Take lead in cutting emissions: BASIC to developed nations

India along with other BASIC nations today expressed "disappointment" at the "low" level of support provided by the developed countries to the developing nations in fighting climate change and asserted that it was imperative that they must make "visible" lead in cutting emissions.

PTI| Updated: Dec 08, 2015, 22:11 PM IST

Paris: India along with other BASIC nations today expressed "disappointment" at the "low" level of support provided by the developed countries to the developing nations in fighting climate change and asserted that it was imperative that they must make "visible" lead in cutting emissions.

The BASIC countries which comprise of China India, Brazil and South Africa also made it clear that the agreement that will be reached in Paris must fully respect the principles of United Nations Framework Convention for Climate Change (UNFCCC) particularly the principle of Common But Differentiated Responsibility (CBDR) and there should be "no question" of diluting them.

The grouping of four large newly industrialised countries also said they are engaging with nations in a constructive and cooperative spirit and have shown "flexibility" on issues and hoped that an agreement can be reached by Friday.

They also said that they remain committed to reach a "comprehensive, balanced, ambitious and legally binding" agreement on climate change while reaffirming their commitment to the unity of G77 and China.

"Paris agreement that we are negotiating has to be under convention (UNFCCC). It is for enhancement and implementation of it. This is fundamental.
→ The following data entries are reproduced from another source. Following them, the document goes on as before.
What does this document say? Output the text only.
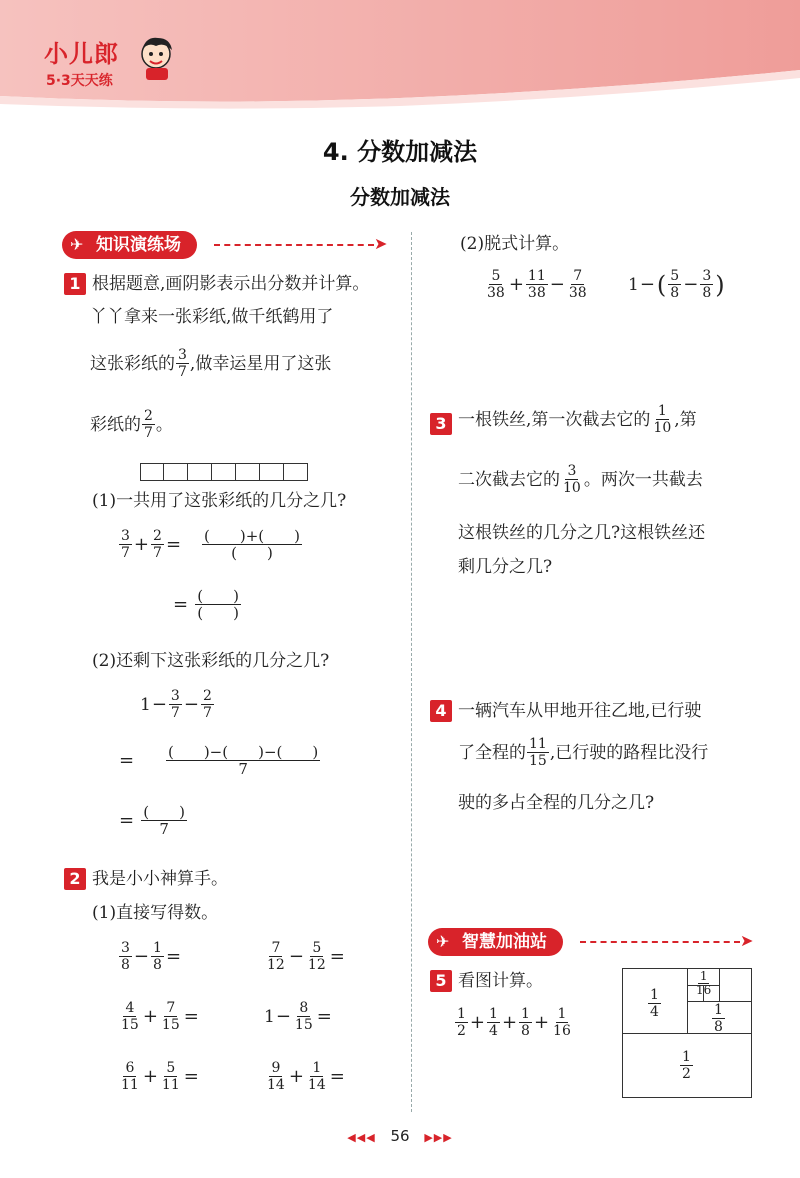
小儿郎
5·3天天练
4. 分数加减法
分数加减法
✈ 知识演练场	➤
1 根据题意,画阴影表示出分数并计算。
丫丫拿来一张彩纸,做千纸鹤用了
这张彩纸的 $\frac{3}{7}$ ,做幸运星用了这张
彩纸的 $\frac{2}{7}$ 。
(1)一共用了这张彩纸的几分之几?
$\frac{3}{7} + \frac{2}{7} = \frac{( )+( )}{( )}$
= $\frac{( )}{( )}$
(2)还剩下这张彩纸的几分之几?
$1 - \frac{3}{7} - \frac{2}{7}$
= $\frac{( )-( )-( )}{7}$
= $\frac{( )}{7}$
2 我是小小神算手。
(1)直接写得数。
$\frac{3}{8} - \frac{1}{8}$ =	$\frac{7}{12} - \frac{5}{12}$ =
$\frac{4}{15} + \frac{7}{15}$ =	$1 - \frac{8}{15}$ =
$\frac{6}{11} + \frac{5}{11}$ =	$\frac{9}{14} + \frac{1}{14}$ =
(2)脱式计算。
$\frac{5}{38} + \frac{11}{38} - \frac{7}{38} 1$ − ( $\frac{5}{8} - \frac{3}{8}$ )
3 一根铁丝,第一次截去它的 $\frac{1}{10}$ ,第
二次截去它的 $\frac{3}{10}$ 。两次一共截去
这根铁丝的几分之几?这根铁丝还
剩几分之几?
4 一辆汽车从甲地开往乙地,已行驶
了全程的 $\frac{11}{15}$ ,已行驶的路程比没行
驶的多占全程的几分之几?
✈ 智慧加油站	➤
5 看图计算。
$\frac{1}{2} + \frac{1}{4} + \frac{1}{8} + \frac{1}{16}$
$\frac{1}{2}$
$\frac{1}{4}$	$\frac{1}{8}$
$\frac{1}{16}$
◀◀◀ 56 ▶▶▶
The new agreement should fully respect convention principles in particular CBDR. There is no question of diluting these principles which continue to remain valid," India Environment Minister Prakash Javadekar said.

"We remain disappointed with the low level of climate ambition and support provided by developed countries," he said in a joint media briefing where environment ministers of the other three countries were present.

"It is imperative that developed countries which have the historical responsibility and also larger capabilities must take visible lead in cutting emissions and providing financial and technology support to the developing world.

"But unfortunately it has not come the way it should have," he said as the high-level ministerial segment entered the second day.

The Minister said that the new agreement should also make these principles effectively operational in its various elements.

He noted that to reach an agreement in Paris, whether it will take 80 hours or 100 depends on the collective wisdom of nations and the time had come to summon political will of countries to reach an accord.

"BASIC stands together for climate ambition, equity and solidarity with all developing countries. We have shown through our actions that we are aggressively addressing climate change and contributing to dealing with global problems," the Minister said.